Lucy cares for Harris until he passes away a short time later. She spreads his ashes in the same spot where they had spread Elisabeth's not long ago. Afterwards, Lucy finds a type-written note in his typewriter that directs her to a trunk full of unpublished manuscripts in the attic, and authorises her to edit them. She calls Rachel to enlist her help in editing the works for posthumous publication.

==Cast==
- Michael Caine as Harris Shaw
- Aubrey Plaza as Lucy Stanbridge
- Scott Speedman as Jack Sinclair
- Ellen Wong as Rachel Spence
- Cary Elwes as Halpren Nolan
- Veronica Ferres as Drew Davis

==Production==
The script was awarded a prestigious Nicholl Fellowship in Screenwriting in 2015.
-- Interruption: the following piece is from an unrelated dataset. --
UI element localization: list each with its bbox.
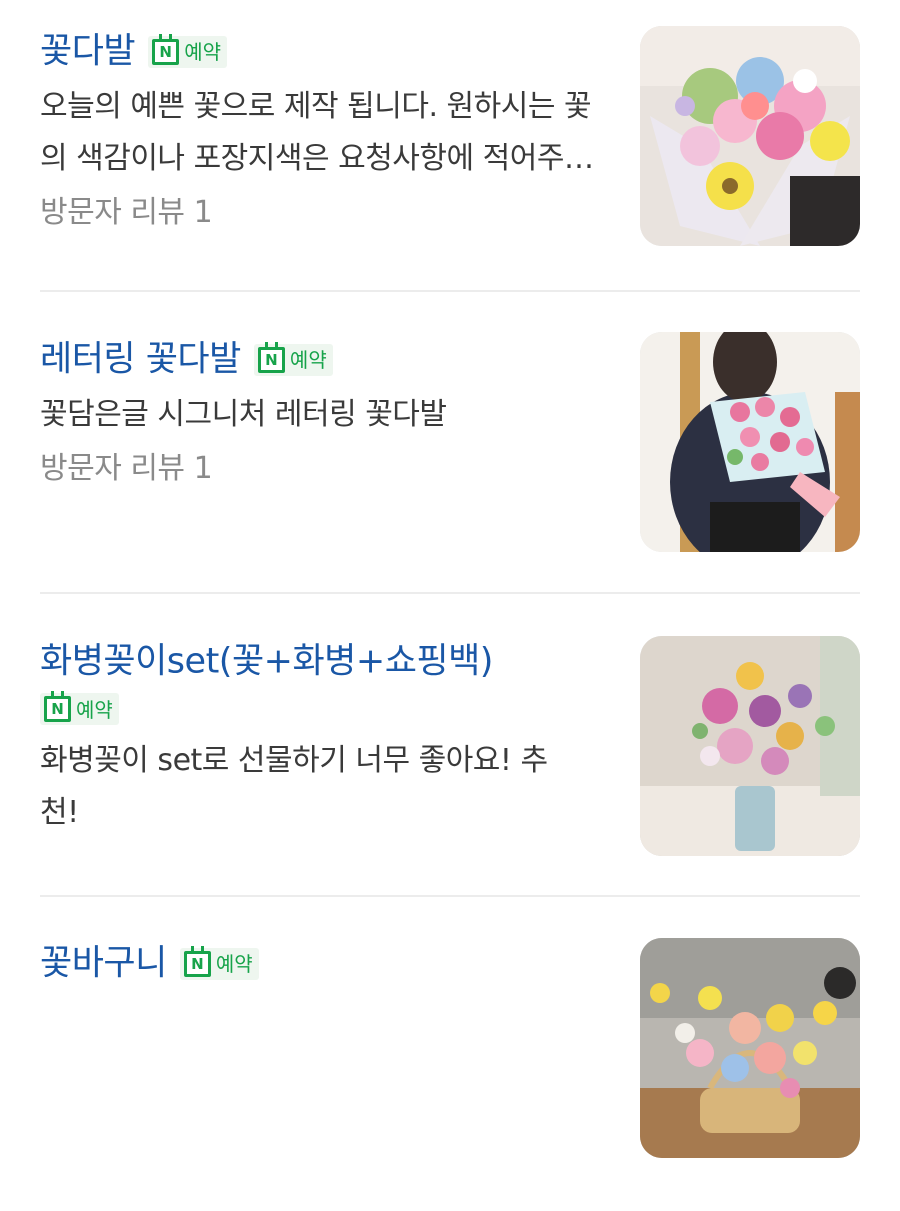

The project was announced in May 2019 while it was being sold during the Cannes Film Festival. Michael Caine was cast to star, with Lina Roessler set to make her directorial debut. Filming was originally set to begin in July that year. However no additional news was announced until November, when Aubrey Plaza and Scott Speedman were added to the cast. In December, Ellen Wong and Cary Elwes joined the cast of the film.

Filming began in November 2019 in Montreal, Quebec, with filming expected to continue until December 12.

==Release==
The film was selected but did not have its world premiere at the Berlin International Film Festival in March due to the COVID-19 pandemic. In July 2021, Screen Media Films acquired U.S. distribution rights to the film. It was released in the United States and Canada on September 17, 2021.